South Florida Real Estate Leader Weighs In on How Market Will Fare in 2021

Ed Easton, who founded The Easton Group over four decades ago in Miami, offers his outlook on how real estate will fare next year.

South Florida commercial real estate will keep feeling the impact of the coronavirus pandemic next year, and the U.S. Senate races in Georgia could add changes depending on the outcome of the runoff elections.

So says Ed Easton, who founded The Easton Group real estate company in 1974 in Miami and serves as its chairman and CEO. The company is a developer, investor, manager and broker.

Easton Group has built or managed the development of major South Florida projects including the 300-acre master-planned International Corporate Park with retail, office and industrial space near Miami International Airport and the 35-acre Lakes Corporate Park office-industrial complex in north Miami-Dade County. The company also is working on a 266,000-square-foot warehouse in Hialeah Gardens.

Asked how he expects assets classes to fare, Easton, a South Florida real estate leader, outlines his 2021 projections for the market. For starters, he expects multifamily and industrial to avoid serious impacts from the pandemic.

“Industrial is the poster child. It should do well again in 2021,” Easton said.

E-commerce is a major driver for industrial demand, which is increasing as the region’s population grows. At the same time, the building pipeline can’t keep up because of land constraints and rising construction prices, Easton said. This makes for a tight market with high rents. He expects the 4% industrial vacancy rate will stay steady for another year.

Although multifamily will be OK, rents will go up, and the asset class will lose residents who would prefer to purchase homes. Developers won’t build as much — again because of the high land and construction prices, which would push up monthly rents to as much as $2.50 per square foot for owners to break even, Easton said.

“Which means a 1,000-foot unit will have to rent for $2,500,” he said. “I think that is going to push more renters to be buyers because you can buy for a few hundred dollars cheaper than you can rent now.”

Both the luxury market and homes priced below $500,000 will see higher demand, but condominium units won’t be as strong. Residents working from home increasingly are opting for more space in a single-family house with a yard and would rather avoid densely populated condo high-rises.

“Condo sales will be OK, not super strong because there is a move from urban to suburban and from condos to houses,” Easton said.

Retail is one of the hardest-hit asset classes, and Easton isn’t seeing much improvement.

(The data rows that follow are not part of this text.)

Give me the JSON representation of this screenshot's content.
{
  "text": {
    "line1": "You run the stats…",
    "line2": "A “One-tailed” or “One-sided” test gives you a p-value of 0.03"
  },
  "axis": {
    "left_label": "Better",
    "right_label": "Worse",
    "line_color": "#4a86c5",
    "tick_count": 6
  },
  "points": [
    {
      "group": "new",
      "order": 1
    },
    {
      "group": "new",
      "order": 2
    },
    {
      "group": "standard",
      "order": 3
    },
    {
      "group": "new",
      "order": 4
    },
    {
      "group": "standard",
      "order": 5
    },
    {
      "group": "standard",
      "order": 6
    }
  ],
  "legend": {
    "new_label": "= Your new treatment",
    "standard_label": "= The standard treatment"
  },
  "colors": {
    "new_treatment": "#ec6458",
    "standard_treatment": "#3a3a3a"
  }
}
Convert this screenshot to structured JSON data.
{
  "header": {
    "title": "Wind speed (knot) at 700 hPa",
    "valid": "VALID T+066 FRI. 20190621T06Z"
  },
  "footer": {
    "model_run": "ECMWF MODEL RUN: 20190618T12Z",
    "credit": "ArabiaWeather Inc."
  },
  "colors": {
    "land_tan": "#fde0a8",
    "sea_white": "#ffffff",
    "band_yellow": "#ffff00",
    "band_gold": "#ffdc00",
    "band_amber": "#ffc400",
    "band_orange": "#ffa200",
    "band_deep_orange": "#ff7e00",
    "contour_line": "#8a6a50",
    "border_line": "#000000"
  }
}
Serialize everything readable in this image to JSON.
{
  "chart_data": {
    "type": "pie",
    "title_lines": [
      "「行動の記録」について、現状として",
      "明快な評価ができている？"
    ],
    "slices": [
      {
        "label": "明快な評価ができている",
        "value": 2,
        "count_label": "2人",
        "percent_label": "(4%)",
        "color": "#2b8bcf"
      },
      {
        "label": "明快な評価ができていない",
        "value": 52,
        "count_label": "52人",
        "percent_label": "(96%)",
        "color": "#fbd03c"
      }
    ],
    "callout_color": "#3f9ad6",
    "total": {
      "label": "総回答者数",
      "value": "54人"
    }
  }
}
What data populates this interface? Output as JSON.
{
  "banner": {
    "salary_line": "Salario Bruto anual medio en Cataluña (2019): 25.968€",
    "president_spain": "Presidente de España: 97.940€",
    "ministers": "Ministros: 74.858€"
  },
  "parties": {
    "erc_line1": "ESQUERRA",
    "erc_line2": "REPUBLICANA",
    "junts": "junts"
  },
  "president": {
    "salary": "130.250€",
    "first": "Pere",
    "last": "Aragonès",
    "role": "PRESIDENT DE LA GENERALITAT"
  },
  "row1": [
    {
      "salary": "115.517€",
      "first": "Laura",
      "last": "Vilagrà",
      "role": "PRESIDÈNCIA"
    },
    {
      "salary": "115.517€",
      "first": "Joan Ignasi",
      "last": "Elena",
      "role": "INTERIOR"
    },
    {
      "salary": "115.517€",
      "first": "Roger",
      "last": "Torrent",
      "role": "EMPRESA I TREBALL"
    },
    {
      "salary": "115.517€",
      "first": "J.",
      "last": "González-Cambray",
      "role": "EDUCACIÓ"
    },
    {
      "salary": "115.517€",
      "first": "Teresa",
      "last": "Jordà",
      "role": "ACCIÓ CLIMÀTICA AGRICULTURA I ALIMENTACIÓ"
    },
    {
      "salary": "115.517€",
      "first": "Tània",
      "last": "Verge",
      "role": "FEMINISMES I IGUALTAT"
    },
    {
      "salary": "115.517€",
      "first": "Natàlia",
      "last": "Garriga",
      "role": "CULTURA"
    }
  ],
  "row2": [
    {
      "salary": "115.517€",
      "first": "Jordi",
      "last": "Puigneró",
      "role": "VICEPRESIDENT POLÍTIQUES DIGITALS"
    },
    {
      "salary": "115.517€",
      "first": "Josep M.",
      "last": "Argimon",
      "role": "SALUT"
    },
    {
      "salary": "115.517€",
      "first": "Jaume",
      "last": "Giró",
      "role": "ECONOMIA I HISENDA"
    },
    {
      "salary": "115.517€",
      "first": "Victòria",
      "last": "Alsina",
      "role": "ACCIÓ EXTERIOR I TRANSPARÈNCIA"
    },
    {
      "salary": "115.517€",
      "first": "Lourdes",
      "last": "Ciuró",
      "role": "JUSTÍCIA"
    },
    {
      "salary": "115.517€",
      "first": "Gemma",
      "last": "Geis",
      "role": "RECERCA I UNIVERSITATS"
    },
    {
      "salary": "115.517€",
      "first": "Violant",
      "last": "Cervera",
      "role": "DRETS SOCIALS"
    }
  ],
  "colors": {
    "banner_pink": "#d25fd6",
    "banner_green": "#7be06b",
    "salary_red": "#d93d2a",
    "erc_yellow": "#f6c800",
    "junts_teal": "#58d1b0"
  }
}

If a COVID-19 vaccine becomes available, people will be more willing to return to shopping malls and restaurants, but he’s afraid retail vacancies still could climb.

Funds from the Paycheck Protection Program and local government loan programs that kept some owners and businesses afloat will dry up by next year, and he see an end to eviction moratoriums.

“The tenants are going to go through this eviction process,” Easton said. “They have been through a very tough time.”

The office market, which has fared better than retail despite the work-from-home switch, should slightly weaken next year, he said, projecting a rise in South Florida vacancies from the current 12% to 15%.

The sector so far hasn’t reflected major changes in vacancies mainly because leases are long term, but the coronavirus impact will become clearer as companies decide whether to renew expiring leases.

Companies are evaluating their workspace needs and could take different approaches in the distant future. Easton said they might keep their offices but bring in workers on a rotating schedule for public health safety reasons, or downsize and open satellite offices.

“That needs to play itself out, and lenders are very nervous about office right now,” Easton said.

Capital markets

“They will remain strong,” Easton said. “There is plenty of equity and plenty of debt. I think it’s going to be more restrictive in 2021 than it was in the beginning of 2020.”

Overall, lenders will stay away from hospitality, retail and office and will focus on industrial and multifamily.

But industrial and multifamily owners and developers won’t be in a hurry to take out loans unless they can charge rents high enough to cover the spike in construction and land costs, Easton said.

“It’s going to be hard to make the economics work. But if the economics work, the money is available,” he said.

Election impact

“It depends on what happens in the Senate race,” Easton said. “But if there are changes in the capital-gains rates, I think you will see owners turn into sellers to avoid paying the higher taxes.”

There could be a flurry of real estate sales if the U.S. Senate swings Democratic with runoffs for both Georgia seats. Owners would quickly sell to avoid higher capital-gain taxes that are expected if Democrats take over the Senate.

Currently, they are more keep inclined to borrow against their properties, which gets them the same amount of money as selling but without the capital-gains tax.

Easton added real estate remains a stronger investment vehicle than others. Even with the existing problems, “people like to own real estate.”